Lufthansa already linked Budapest with Frankfurt, Munich and Düsseldorf, plus Geneva and Zurich through Swiss International and a Vienna service operated by Austrian. While only two new routes were launched in the wake of Malev’s collapse, capacity and frequencies were also boosted on the existing routes. This meant that in 2012 Lufthansa Group carried 1.3 million passengers on its Hungarian operations, up 11% on the previous year. “There is no doubt Lufthansa has benefited from the demise of Malev,” Kisch observed.
Jandu said that, despite the change in traffic mix at the airport, Lufthansa remains an important business partner. “We are pleased that they performed well and we will continue to find more ways of improving cooperation going forward,” he explained.

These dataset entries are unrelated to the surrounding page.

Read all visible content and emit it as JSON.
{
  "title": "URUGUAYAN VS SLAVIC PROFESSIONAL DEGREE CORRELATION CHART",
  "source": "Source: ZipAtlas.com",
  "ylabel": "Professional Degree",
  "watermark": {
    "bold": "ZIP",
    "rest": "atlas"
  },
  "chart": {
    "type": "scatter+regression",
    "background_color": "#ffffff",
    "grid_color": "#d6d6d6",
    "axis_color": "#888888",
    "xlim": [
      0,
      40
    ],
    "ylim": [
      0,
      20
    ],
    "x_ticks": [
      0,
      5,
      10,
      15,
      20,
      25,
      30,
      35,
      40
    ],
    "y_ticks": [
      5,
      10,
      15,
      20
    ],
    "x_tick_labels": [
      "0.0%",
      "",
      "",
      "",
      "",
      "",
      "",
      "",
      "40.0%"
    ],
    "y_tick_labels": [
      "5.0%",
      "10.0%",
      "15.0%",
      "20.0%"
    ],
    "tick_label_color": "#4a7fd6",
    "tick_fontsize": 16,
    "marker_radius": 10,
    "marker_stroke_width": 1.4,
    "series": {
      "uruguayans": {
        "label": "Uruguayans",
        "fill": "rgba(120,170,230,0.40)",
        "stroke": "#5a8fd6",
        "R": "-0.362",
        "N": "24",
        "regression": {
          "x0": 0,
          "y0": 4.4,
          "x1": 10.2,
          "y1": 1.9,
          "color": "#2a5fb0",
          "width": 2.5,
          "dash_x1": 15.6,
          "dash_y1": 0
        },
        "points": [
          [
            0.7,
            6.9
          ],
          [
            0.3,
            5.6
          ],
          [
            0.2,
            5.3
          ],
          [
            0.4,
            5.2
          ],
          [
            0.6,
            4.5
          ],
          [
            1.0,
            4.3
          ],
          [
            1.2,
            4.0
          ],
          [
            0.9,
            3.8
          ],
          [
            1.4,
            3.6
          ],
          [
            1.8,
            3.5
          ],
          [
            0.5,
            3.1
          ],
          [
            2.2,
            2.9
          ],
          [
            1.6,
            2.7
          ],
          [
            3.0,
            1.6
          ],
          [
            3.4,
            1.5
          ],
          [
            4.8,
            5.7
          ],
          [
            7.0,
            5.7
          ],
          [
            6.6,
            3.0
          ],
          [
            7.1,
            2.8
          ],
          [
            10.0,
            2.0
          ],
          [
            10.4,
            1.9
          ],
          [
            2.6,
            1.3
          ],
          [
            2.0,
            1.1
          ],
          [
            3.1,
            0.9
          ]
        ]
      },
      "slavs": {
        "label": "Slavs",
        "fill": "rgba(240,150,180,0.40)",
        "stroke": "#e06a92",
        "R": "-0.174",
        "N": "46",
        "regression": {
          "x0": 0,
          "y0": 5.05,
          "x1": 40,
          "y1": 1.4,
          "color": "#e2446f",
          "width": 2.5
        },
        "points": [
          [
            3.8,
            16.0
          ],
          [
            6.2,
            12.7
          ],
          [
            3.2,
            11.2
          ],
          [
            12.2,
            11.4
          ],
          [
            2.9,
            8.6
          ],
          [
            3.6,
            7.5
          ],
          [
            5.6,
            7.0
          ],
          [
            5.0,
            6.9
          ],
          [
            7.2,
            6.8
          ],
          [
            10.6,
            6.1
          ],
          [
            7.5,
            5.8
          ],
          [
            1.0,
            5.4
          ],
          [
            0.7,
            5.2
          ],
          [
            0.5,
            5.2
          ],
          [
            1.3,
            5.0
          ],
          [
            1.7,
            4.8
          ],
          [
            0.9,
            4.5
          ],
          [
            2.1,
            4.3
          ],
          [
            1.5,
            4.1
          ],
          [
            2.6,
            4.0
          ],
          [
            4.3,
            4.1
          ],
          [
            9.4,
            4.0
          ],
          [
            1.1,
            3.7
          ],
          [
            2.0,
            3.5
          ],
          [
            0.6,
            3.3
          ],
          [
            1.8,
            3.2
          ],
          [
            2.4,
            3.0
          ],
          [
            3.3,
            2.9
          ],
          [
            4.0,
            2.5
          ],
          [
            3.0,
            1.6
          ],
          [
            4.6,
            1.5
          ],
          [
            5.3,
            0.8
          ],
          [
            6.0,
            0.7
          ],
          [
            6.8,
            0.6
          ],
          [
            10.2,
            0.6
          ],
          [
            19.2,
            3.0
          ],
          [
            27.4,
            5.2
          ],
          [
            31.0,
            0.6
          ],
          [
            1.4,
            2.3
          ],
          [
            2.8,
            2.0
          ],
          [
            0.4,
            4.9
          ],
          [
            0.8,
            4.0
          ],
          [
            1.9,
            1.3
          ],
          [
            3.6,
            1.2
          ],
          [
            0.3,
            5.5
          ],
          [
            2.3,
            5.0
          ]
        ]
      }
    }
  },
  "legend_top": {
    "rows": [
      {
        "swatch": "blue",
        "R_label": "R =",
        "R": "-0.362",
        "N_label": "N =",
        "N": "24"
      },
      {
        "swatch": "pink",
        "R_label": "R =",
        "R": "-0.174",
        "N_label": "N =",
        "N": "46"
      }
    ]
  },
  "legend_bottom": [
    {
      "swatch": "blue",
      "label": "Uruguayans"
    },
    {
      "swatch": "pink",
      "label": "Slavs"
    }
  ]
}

Lufthansa plans to keep its 2013 capacity stable against 2012, although its new Budapest–Berlin service has since been suspended and the Düsseldorf and Hamburg links from Budapest are being transferred to budget arm Germanwings under the recently announced revamp of Lufthansa’s short-haul operations.
Lufthansa does not operate any direct transatlantic flights from Budapest, but Kisch revealed that suddenly the group became Hungary’s number one North Atlantic carrier, albeit via Frankfurt, Düsseldorf, Vienna and Zurich, after American Airlines and Delta Air Lines withdrew their direct Budapest services after losing Malev’s traffic feed. This highlights the missing link in Budapest’s phoenix-like recovery.
“Despite not having a direct connection to New York anymore, last year we had more passengers flying there than ever [via other hubs],” said Jandu. “It is not the end of world just because we don’t have a long-haul airline [apart from Qatar]. It is nice to have that kudos and prestige, but it is not a commercial disaster because three [short-haul] frequencies a day generate more revenue than one [long-haul] frequency.”
Unserved long-haul destinations with the highest potential volume from Budapest include New York, Toronto, Bangkok, Tokyo and Beijing, so Jandu is reaching out to United, Continental, American Airlines, Air Canada, Air Transat, Japan Airlines (JAL), All Nippon Airlines (ANA) and Hainan Airlines to fill these white spots. He is also speaking with Emirates Airline and Etihad Airways, but closer to home he is hoping to attract Vueling and reports “good discussions” with easyJet and Tarom.
Looking further into the future, in ten years’ time Budapest is aiming to grow from 90 to 130 destinations, of which 15% will be long-haul compared with 2% today. It is also aiming to increase its connecting traffic which plummeted from 1.5 million a year to “several thousand at most” since Malev disappeared. But while Jandu plans to evaluate ways of introducing self-connecting opportunities in the second or third quarter of this year, he believes the former levels will never be restored. He also ruled out the prospect of a Malev revival: “That is not on the horizon, the market has gone now. There is nothing really left.”
As that long day in February 2012 finally drew to a close, Jandu took some of his team to the new SkyCourt restaurant overlooking the apron at Budapest. “One of the lessors had asked for the Malev aircraft to be flown out to Shannon. There was a synchronised parade of 18 or 19 aircraft, just leaving one by one. The tears streamed from all the Hungarians. Anyone who’s worked in aviation in Hungary has at some stage worked for Malev. It was a sad, poignant moment,” he explained.